U.S. President Donald Trump signed an executive order imposing a 26% reciprocal tariff on India on April 2, threatening the Reserve Bank of India’s (RBI) estimate of 6.7% economic growth in 2025-26 and the government’s economic survey forecast of 6.3%-6.8%.
Following the tariffs, American investment banking company Goldman Sachs cut its growth forecast to 6.1% from 6.3%. According to Reuters, Citi forecasts a 40 bps drag on direct and indirect growth, while Mumbai-based QuantEco Research estimates a 30 bps hit.
Meanwhile, India’s inflation is expected to average 4.2% this fiscal year, close to the RBI’s target, after the central bank cut interest rates in the country for the first time in five years in February.
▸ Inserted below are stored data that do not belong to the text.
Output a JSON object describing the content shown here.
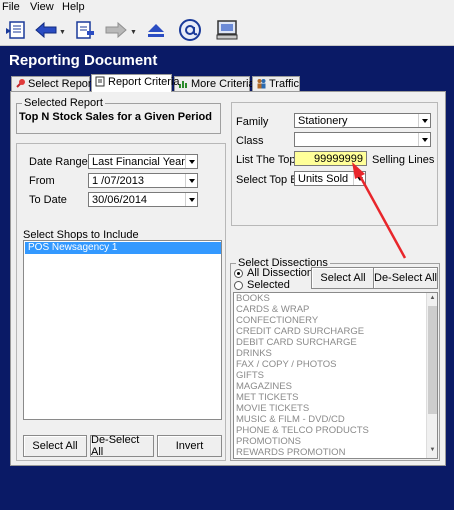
{
  "menu": [
    "File",
    "View",
    "Help"
  ],
  "toolbar": {
    "icons": [
      "report-icon",
      "back-arrow-icon",
      "document-icon",
      "forward-arrow-icon",
      "eject-icon",
      "email-icon",
      "computer-icon"
    ]
  },
  "page": {
    "title": "Reporting Document"
  },
  "tabs": [
    {
      "label": "Select Report"
    },
    {
      "label": "Report Criteria"
    },
    {
      "label": "More Criteria"
    },
    {
      "label": "Traffic"
    }
  ],
  "selected_report": {
    "group_label": "Selected Report",
    "name": "Top N Stock Sales for a Given Period"
  },
  "dates": {
    "date_range_label": "Date Range",
    "date_range_value": "Last Financial Year",
    "from_label": "From",
    "from_value": "1 /07/2013",
    "to_label": "To Date",
    "to_value": "30/06/2014"
  },
  "shops": {
    "label": "Select Shops to Include",
    "items": [
      "POS Newsagency 1"
    ],
    "select_all": "Select All",
    "deselect_all": "De-Select All",
    "invert": "Invert"
  },
  "criteria": {
    "family_label": "Family",
    "family_value": "Stationery",
    "class_label": "Class",
    "class_value": "",
    "list_top_label": "List The Top",
    "list_top_value": "99999999",
    "selling_lines": "Selling Lines",
    "select_top_by_label": "Select Top By",
    "select_top_by_value": "Units Sold"
  },
  "dissections": {
    "group_label": "Select Dissections",
    "all_label": "All Dissections",
    "selected_label": "Selected",
    "select_all": "Select All",
    "deselect_all": "De-Select All",
    "items": [
      "BOOKS",
      "CARDS & WRAP",
      "CONFECTIONERY",
      "CREDIT CARD SURCHARGE",
      "DEBIT CARD SURCHARGE",
      "DRINKS",
      "FAX / COPY / PHOTOS",
      "GIFTS",
      "MAGAZINES",
      "MET TICKETS",
      "MOVIE TICKETS",
      "MUSIC & FILM - DVD/CD",
      "PHONE & TELCO PRODUCTS",
      "PROMOTIONS",
      "REWARDS PROMOTION"
    ]
  },
  "colors": {
    "header_bg": "#0a1a66",
    "highlight_field": "#ffff99",
    "selection": "#3399ff",
    "annotation_arrow": "#e8262b"
  }
}
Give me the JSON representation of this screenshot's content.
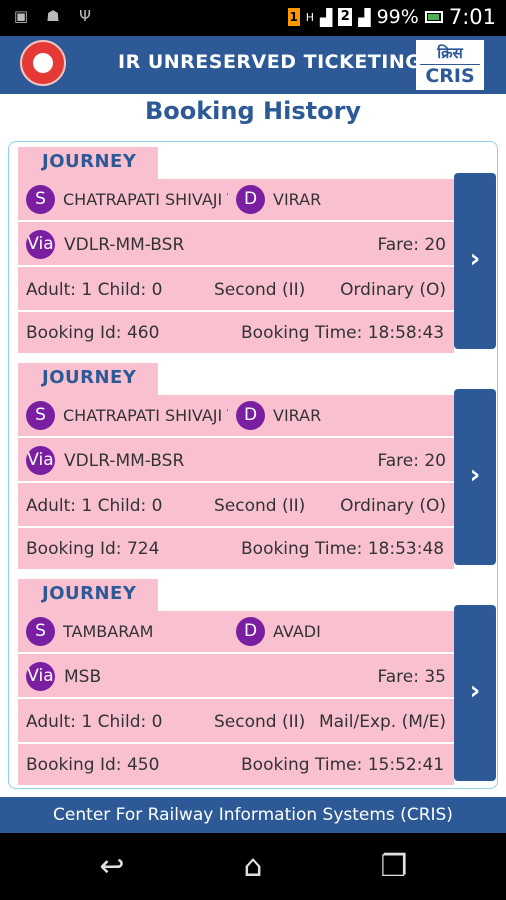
{
  "status_bar": {
    "left_icons": [
      "image-icon",
      "android-icon",
      "usb-icon"
    ],
    "sim1_label": "1",
    "signal_type": "H",
    "sim2_label": "2",
    "battery": "99%",
    "time": "7:01"
  },
  "header": {
    "title": "IR UNRESERVED TICKETING",
    "cris_hindi": "क्रिस",
    "cris_label": "CRIS"
  },
  "page_title": "Booking History",
  "bookings": [
    {
      "journey_label": "JOURNEY",
      "source_badge": "S",
      "source": "CHATRAPATI SHIVAJI T",
      "dest_badge": "D",
      "dest": "VIRAR",
      "via_badge": "Via",
      "via": "VDLR-MM-BSR",
      "fare": "Fare: 20",
      "passengers": "Adult: 1 Child: 0",
      "class": "Second (II)",
      "ticket_type": "Ordinary (O)",
      "booking_id": "Booking Id: 460",
      "booking_time": "Booking Time:  18:58:43"
    },
    {
      "journey_label": "JOURNEY",
      "source_badge": "S",
      "source": "CHATRAPATI SHIVAJI T",
      "dest_badge": "D",
      "dest": "VIRAR",
      "via_badge": "Via",
      "via": "VDLR-MM-BSR",
      "fare": "Fare: 20",
      "passengers": "Adult: 1 Child: 0",
      "class": "Second (II)",
      "ticket_type": "Ordinary (O)",
      "booking_id": "Booking Id: 724",
      "booking_time": "Booking Time:  18:53:48"
    },
    {
      "journey_label": "JOURNEY",
      "source_badge": "S",
      "source": "TAMBARAM",
      "dest_badge": "D",
      "dest": "AVADI",
      "via_badge": "Via",
      "via": "MSB",
      "fare": "Fare: 35",
      "passengers": "Adult: 1 Child: 0",
      "class": "Second (II)",
      "ticket_type": "Mail/Exp. (M/E)",
      "booking_id": "Booking Id: 450",
      "booking_time": "Booking Time:  15:52:41"
    }
  ],
  "arrow_glyph": "›",
  "footer": "Center For Railway Information Systems (CRIS)",
  "navbar": {
    "back_glyph": "↩",
    "home_glyph": "⌂",
    "recents_glyph": "❐"
  },
  "colors": {
    "primary": "#2d5a96",
    "card_pink": "#f9c1cf",
    "badge_purple": "#7b1fa2",
    "container_border": "#8ecfea"
  }
}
It is expected to follow up with another 25 basis points cut to 6.00% at the conclusion of its April 7-9 meeting, a Reuters poll showed.
However, while the survey revealed that economists were expecting just one more cut after that, with the policy repo rate at 5.75% in August, before a long pause, U.S. tariffs have prompted a rethink of those projections.
Goldman, Citi, and QuantEco Research had also forecast 1 to 2 more cuts in 2025, but now hope for a 75 bps cut this fiscal year, taking the policy rate to 5.5%, which would be the lowest since August 2022.
The Indian economy’s growth is expected to slow to a four-year low of 6.5% in the fiscal year ending March 31, as high inflation, tight liquidity, and the central bank’s tightening rules have weakened urban demand as credit growth in personal loans and credit cards slows, according to Reuters.
Since new 26th Governor Sanjay Malhotra took charge in December, the central bank has, however, eased liquidity conditions significantly while also putting on hold plans to further tighten banking regulations.
In addition, the Indian government announced tax relief for all Indians earning up to 1,200,000 rupees per year in its annual budget in February.
A government source, speaking on condition of anonymity, told Reuters that tax cuts and monetary policy easing measures would help domestic demand.
The source also said that these should act as a buffer for the economy, adding that India does not see the need for economy-wide stimulus at this stage, but sector-specific pressures can be addressed through targeted measures.
Rewriting the rules of trade will require global policymakers to take a tough look at reviving domestic consumption and demand, and for India, it could be through interest rate cuts and a weaker currency, said Vivek Kumar, economist at QuantEco Research.